Bu süreçte DEM Parti'nin rolü de kritik. Görüşmelerden sonra kamuoyuna bir mesaj verilmesi gerekiyor ve bu mesajın içeriği üzerine taraflar arasında yoğun müzakereler yapılıyor. Görüşme sonrası verilecek mesaj, sürecin daha hızlı ilerlemesine katkı sağlayabileceği gibi, bir tıkanmaya da neden olabilir.
Dolayısıyla görüşmenin uzamasının nedenlerinden biri, bu mesajın içeriği konusunda devam eden müzakereler olabilir.
Görüşmenin kimler arasında yapılacağı çok büyük bir sorun değil. DEM Parti'den vekillerin oluşturacağı bir heyet görüşmeyi gerçekleştirebilir. Ancak esas önemli konu, bu görüşmenin ardından verilecek mesajın içeriği. Bu mesaj, hem Öcalan'ın topluma vereceği mesaj hem de DEM Parti'nin yapacağı açıklamalar açısından kritik önemde. Bu nedenle, görüşmenin uzamasının bir nedeni de bu müzakereler olabilir.
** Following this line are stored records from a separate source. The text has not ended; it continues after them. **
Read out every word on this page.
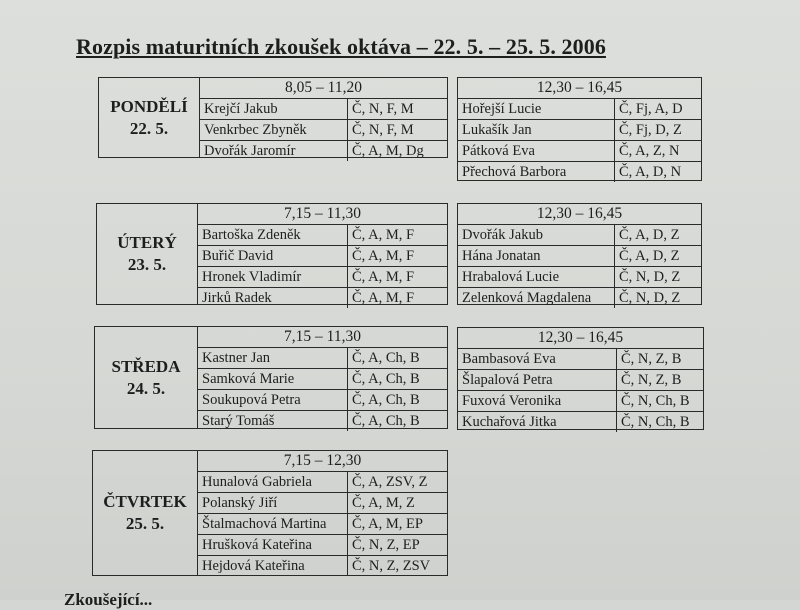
Rozpis maturitních zkoušek oktáva – 22. 5. – 25. 5. 2006
PONDĚLÍ
22. 5.
8,05 – 11,20
Krejčí Jakub	Č, N, F, M
Venkrbec Zbyněk	Č, N, F, M
Dvořák Jaromír	Č, A, M, Dg
12,30 – 16,45
Hořejší Lucie	Č, Fj, A, D
Lukašík Jan	Č, Fj, D, Z
Pátková Eva	Č, A, Z, N
Přechová Barbora	Č, A, D, N
ÚTERÝ
23. 5.
7,15 – 11,30
Bartoška Zdeněk	Č, A, M, F
Buřič David	Č, A, M, F
Hronek Vladimír	Č, A, M, F
Jirků Radek	Č, A, M, F
12,30 – 16,45
Dvořák Jakub	Č, A, D, Z
Hána Jonatan	Č, A, D, Z
Hrabalová Lucie	Č, N, D, Z
Zelenková Magdalena	Č, N, D, Z
STŘEDA
24. 5.
7,15 – 11,30
Kastner Jan	Č, A, Ch, B
Samková Marie	Č, A, Ch, B
Soukupová Petra	Č, A, Ch, B
Starý Tomáš	Č, A, Ch, B
12,30 – 16,45
Bambasová Eva	Č, N, Z, B
Šlapalová Petra	Č, N, Z, B
Fuxová Veronika	Č, N, Ch, B
Kuchařová Jitka	Č, N, Ch, B
ČTVRTEK
25. 5.
7,15 – 12,30
Hunalová Gabriela	Č, A, ZSV, Z
Polanský Jiří	Č, A, M, Z
Štalmachová Martina	Č, A, M, EP
Hrušková Kateřina	Č, N, Z, EP
Hejdová Kateřina	Č, N, Z, ZSV
Zkoušející...
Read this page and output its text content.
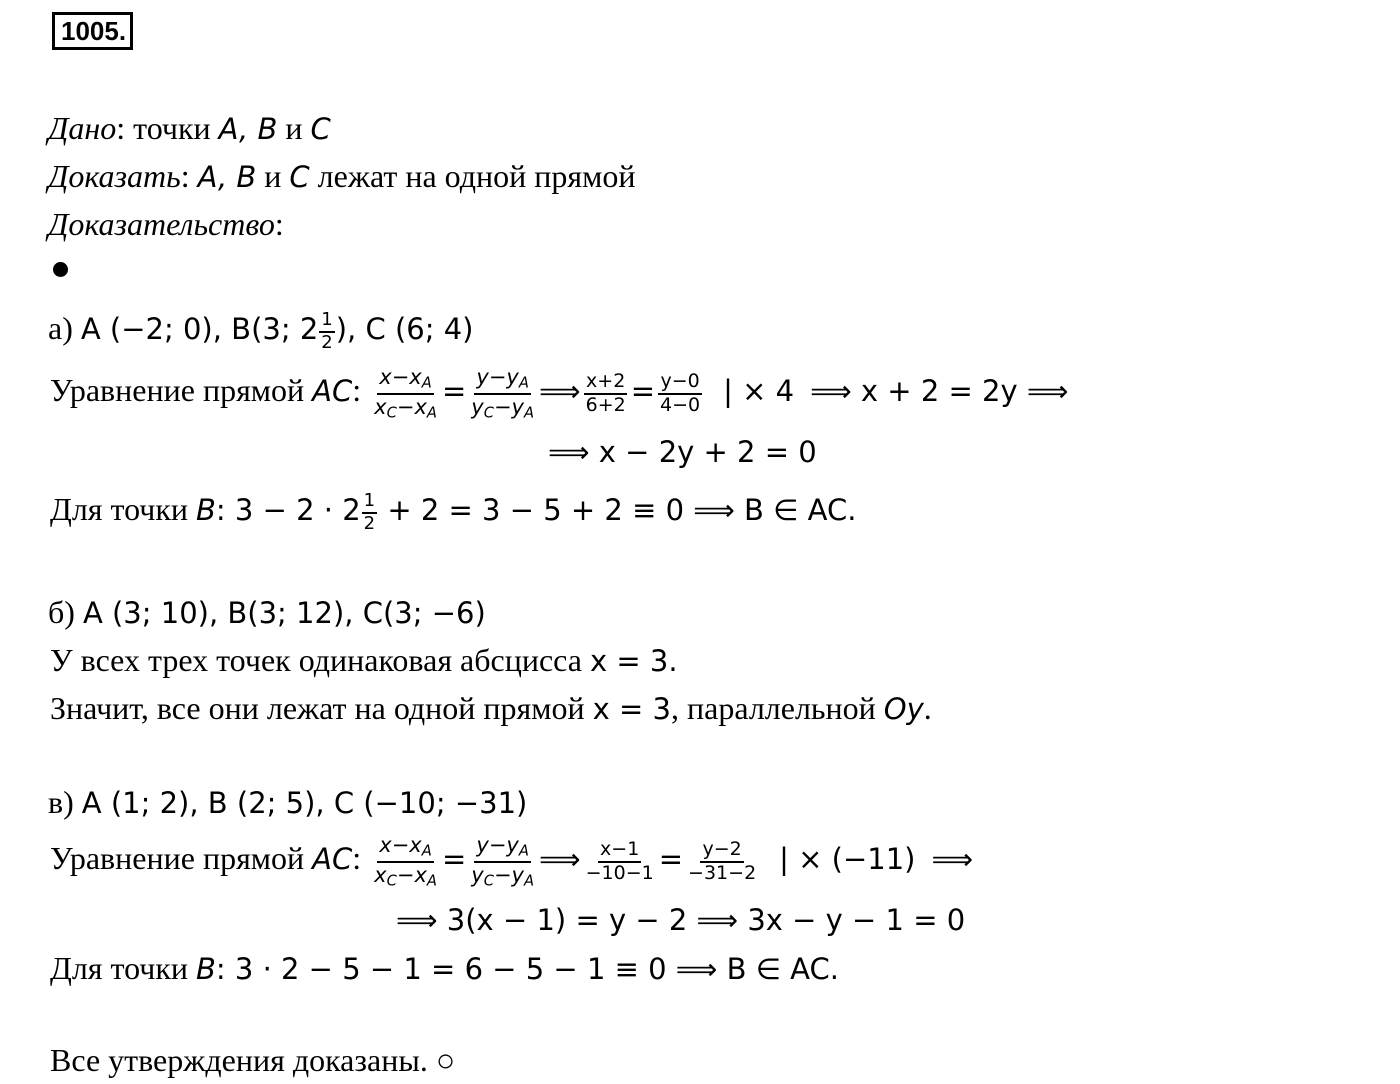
1005.
Дано: точки A, B и C
Доказать: A, B и C лежат на одной прямой
Доказательство:
а) A (−2; 0), B(3; $2 \frac{1}{2}$ ), C (6; 4)
Уравнение прямой AC: $\frac{x-x_A}{x_C-x_A} = \frac{y-y_A}{y_C-y_A}$ ⟹ $\frac{x+2}{6+2} = \frac{y-0}{4-0}$ | × 4 ⟹ x + 2 = 2y ⟹
⟹ x − 2y + 2 = 0
Для точки B: $3 - 2 \cdot 2 \frac{1}{2} + 2 = 3 - 5 + 2 \equiv 0$ ⟹ B ∈ AC.
б) A (3; 10), B(3; 12), C(3; −6)
У всех трех точек одинаковая абсцисса x = 3.
Значит, все они лежат на одной прямой x = 3, параллельной Oy.
в) A (1; 2), B (2; 5), C (−10; −31)
Уравнение прямой AC: $\frac{x-x_A}{x_C-x_A} = \frac{y-y_A}{y_C-y_A}$ ⟹ $\frac{x-1}{-10-1} = \frac{y-2}{-31-2}$ | × (−11) ⟹
⟹ 3(x − 1) = y − 2 ⟹ 3x − y − 1 = 0
Для точки B: 3 · 2 − 5 − 1 = 6 − 5 − 1 ≡ 0 ⟹ B ∈ AC.
Все утверждения доказаны. ○
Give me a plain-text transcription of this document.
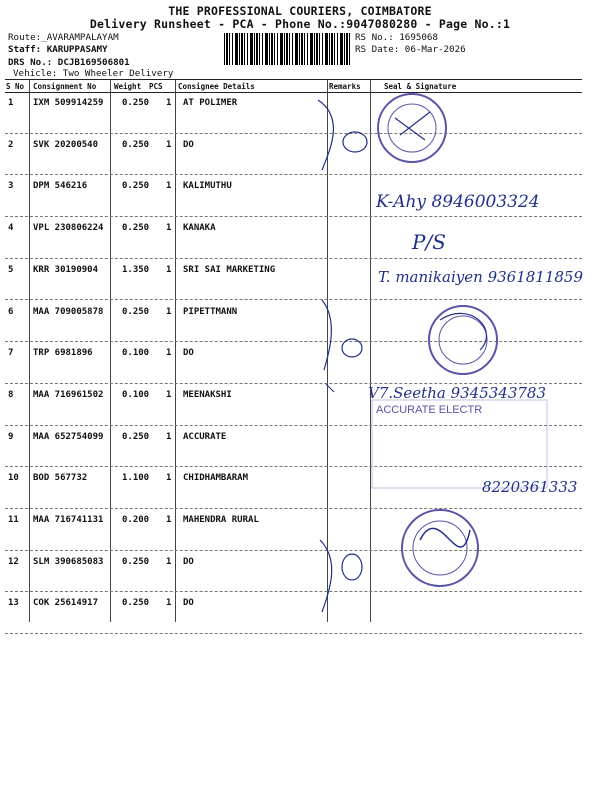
THE PROFESSIONAL COURIERS, COIMBATORE
Delivery Runsheet - PCA - Phone No.:9047080280 - Page No.:1
Route:_AVARAMPALAYAM
Staff: KARUPPASAMY
DRS No.: DCJB169506801
Vehicle: Two Wheeler Delivery
RS No.: 1695068
RS Date: 06-Mar-2026
S No Consignment No Weight PCS Consignee Details	Remarks	Seal & Signature
1 IXM 509914259 0.250 1 AT POLIMER
2 SVK 20200540	0.250 1 DO
3 DPM 546216	0.250 1 KALIMUTHU
4 VPL 230806224 0.250 1 KANAKA
5 KRR 30190904	1.350 1 SRI SAI MARKETING
6 MAA 709005878 0.250 1 PIPETTMANN
7 TRP 6981896	0.100 1 DO
8 MAA 716961502 0.100 1 MEENAKSHI
9 MAA 652754099 0.250 1 ACCURATE
10 BOD 567732	1.100 1 CHIDHAMBARAM
11 MAA 716741131 0.200 1 MAHENDRA RURAL
12 SLM 390685083 0.250 1 DO
13 COK 25614917	0.250 1 DO
K-Ahy 8946003324
P/S
T. manikaiyen 9361811859
V7.Seetha 9345343783
ACCURATE ELECTR
8220361333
Bahçeli'nin son açıklamasında, "Yeni bir yıla girmeden önce bu konuda bir görüşme yapılırsa bunun hayırlı olmasını diliyoruz" şeklinde bir ifade yer aldı. Bu da görüşmenin yıl bitmeden gerçekleşme ihtimalini güçlendiriyor. Muhtemelen bu ay içinde görüşmenin yapılması beklenebilir.
'İKTİDAR YENİ BİR ÇÖZÜM SÜRECİNDE KÜRT AKTÖRLERİ BİRBİRİNE KARŞI KULLANMAYI PLANLIYORSA, BU YANLIŞ BİR YAKLAŞIM’
-Demirtaş'ın bu süreçte ne düşündüğünü tahmin edebiliyor musunuz ya da bir bilginiz var mı? Söyleyeceği şeylerin ne kadar etkili olabilir?
Demirtaş, bu açılımın başlatıldığı andan itibaren verdiği mesajlarda sürecin desteklenmesi gerektiğini ifade etti. Ayrıca, Öcalan'ın belirleyici bir noktada olduğunu belirtti. Bu nedenle yapılacak olan görüşmeden sonra verilecek mesajlar oldukça önemli.
Demirtaş'ın pozisyonu, iki açıdan kritik bir öneme sahip. Birincisi, eğer iktidar yeni bir çözüm süreci inşa edecekse ve bu süreçte Kürt sahasındaki aktörleri birbirine karşı kullanmayı planlıyorsa, bu yanlış bir yaklaşım olur. Örneğin, Demirtaş'a karşı Öcalan ya da Öcalan'a karşı Demirtaş gibi bir karşıtlık yaratmak doğru olmaz. Tam aksine, süreç içerisinde herkesin yapabilecekleri dikkate alınarak bir işbirliği oluşturulmalı. Bu, sürecin daha sağlıklı ilerlemesini sağlar.
Demirtaş'ın en önemli etkilerinden biri, Türkiye'deki farklı toplumsal kesimleri etkileyebilmesidir. Onun içeride tutulması ve kendisine karşı kullanılan dil, toplumda "Demirtaş'ın konuşmasına bile fırsat verilmezken bir çözüm süreci nasıl yürür?" gibi tereddütlere yol açıyor. Bu durum, toplum içerisinde dalgalanmalara neden olabiliyor. Bu nedenle Demirtaş'ın süreçte aktif bir rol alması, kamuoyunun süreçle ilgili daha ılımlı bir çizgiye gelmesini sağlayabilir.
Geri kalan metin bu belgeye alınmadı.